至少她們的目的一致,都是要讓云溪難做人,要她身敗名裂,生不如死。
隨後兩人對視一眼,哈哈哈大笑起來。若不是這小樓離得遠,恐怕早被傅雲修聽去了。
很快,先後便來了好多收到請柬慕名而來觀花的公子哥和深閨的小姐,本就不大的院子一下子便顯得擁擠不堪。
云溪揉揉太陽穴眯起眼睛來,不知道今天這一齣戲又要再什麼時候上演,她走幾步都有些累了,只是來都來了,豈有不看便回之理?想到這裡云溪便又跟着雲水往園子深處走去,似乎深處的桃花林要更加漂亮動人。
“夫人且慢!”傅雲修眼看前方不對立即上前一把抓住云溪雲水兩人。
尾隨云溪雲水而來的看客無法理解爲何前面的人會忽然停下擋在前面,有些不快饒過,隨後便是響破天際的慘叫聲。
云溪目瞪口呆,這院子之中沒想到居然還有一個深坑?這究竟是原先就有,還是有人故意而爲之很明顯而不過了。幸好有傅雲修提醒自己,不然恐怕掉下去的就是自己了,云溪嘆口氣。

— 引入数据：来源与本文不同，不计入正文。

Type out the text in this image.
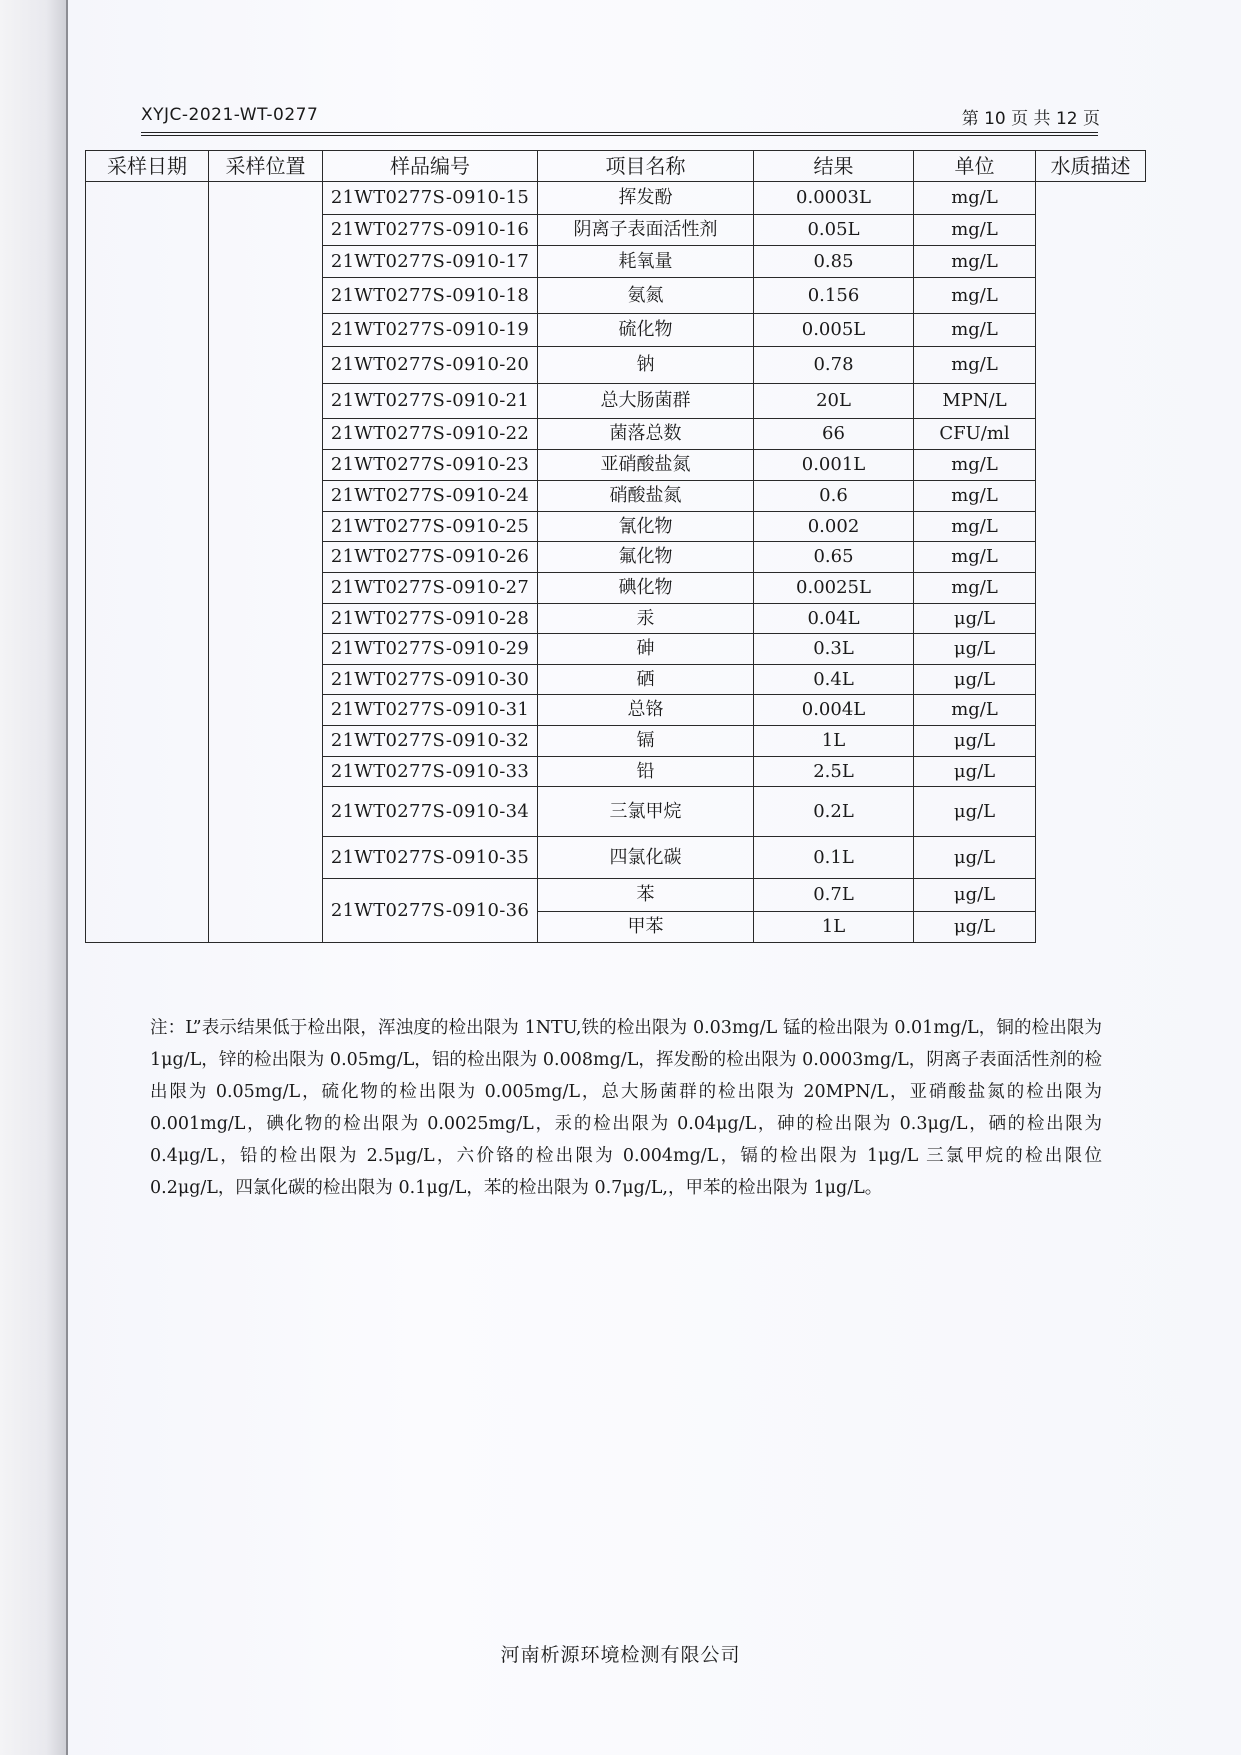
XYJC-2021-WT-0277	第 10 页 共 12 页
采样日期	采样位置	样品编号	项目名称	结果	单位	水质描述
		21WT0277S-0910-15	挥发酚	0.0003L	mg/L	
		21WT0277S-0910-16	阴离子表面活性剂	0.05L	mg/L	
		21WT0277S-0910-17	耗氧量	0.85	mg/L	
		21WT0277S-0910-18	氨氮	0.156	mg/L	
		21WT0277S-0910-19	硫化物	0.005L	mg/L	
		21WT0277S-0910-20	钠	0.78	mg/L	
		21WT0277S-0910-21	总大肠菌群	20L	MPN/L	
		21WT0277S-0910-22	菌落总数	66	CFU/ml	
		21WT0277S-0910-23	亚硝酸盐氮	0.001L	mg/L	
		21WT0277S-0910-24	硝酸盐氮	0.6	mg/L	
		21WT0277S-0910-25	氰化物	0.002	mg/L	
		21WT0277S-0910-26	氟化物	0.65	mg/L	
		21WT0277S-0910-27	碘化物	0.0025L	mg/L	
		21WT0277S-0910-28	汞	0.04L	μg/L	
		21WT0277S-0910-29	砷	0.3L	μg/L	
		21WT0277S-0910-30	硒	0.4L	μg/L	
		21WT0277S-0910-31	总铬	0.004L	mg/L	
		21WT0277S-0910-32	镉	1L	μg/L	
		21WT0277S-0910-33	铅	2.5L	μg/L	
		21WT0277S-0910-34	三氯甲烷	0.2L	μg/L	
		21WT0277S-0910-35	四氯化碳	0.1L	μg/L	
		21WT0277S-0910-36	苯	0.7L	μg/L	
			甲苯	1L	μg/L	
注：L”表示结果低于检出限，浑浊度的检出限为 1NTU,铁的检出限为 0.03mg/L 锰的检出限为 0.01mg/L，铜的检出限为 1μg/L，锌的检出限为 0.05mg/L，铝的检出限为 0.008mg/L，挥发酚的检出限为 0.0003mg/L，阴离子表面活性剂的检出限为 0.05mg/L，硫化物的检出限为 0.005mg/L，总大肠菌群的检出限为 20MPN/L，亚硝酸盐氮的检出限为 0.001mg/L，碘化物的检出限为 0.0025mg/L，汞的检出限为 0.04μg/L，砷的检出限为 0.3μg/L，硒的检出限为 0.4μg/L，铅的检出限为 2.5μg/L，六价铬的检出限为 0.004mg/L，镉的检出限为 1μg/L 三氯甲烷的检出限位 0.2μg/L，四氯化碳的检出限为 0.1μg/L，苯的检出限为 0.7μg/L,，甲苯的检出限为 1μg/L。
河南析源环境检测有限公司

想過千萬種她們的陰謀詭計,卻忘了這最簡單的,差點還着了道。若是放在別人身上,別人一定是認爲她們這是無計可施了。但云溪心裡很清楚,這必然只是用來混淆她們判斷的開胃菜。
而傅雲修的臉色更是難看到不行,目光好似要吃人一般。若不是方纔風吹動落葉,讓他看到了前方地面的玄機,恐怕洞裡的便是云溪,他的孩兒此刻也已經不保了吧。
“發生何事?”柳明洛聽到前面的動靜,顧不得悠哉悠哉坐等時機了,忙衝上前來,只是在看到地上那個大坑洞的時候黑了臉。
他分明記得計劃中沒有這路上設卡這一部分,且計劃裡他要的是完好無損的云溪,而不是被摔流產的云溪,若是云溪這個時候流了產,傅雲修必然怒意大發將云溪帶回府中救治了,那他晚些的計劃又如何進行?
難道這是自己那個愚蠢的妹妹,亦或者是那個愚蠢的皇子妃自作主張所爲?柳明洛想到這裡怒意大發,真是兩個成事不足敗事有餘的女人!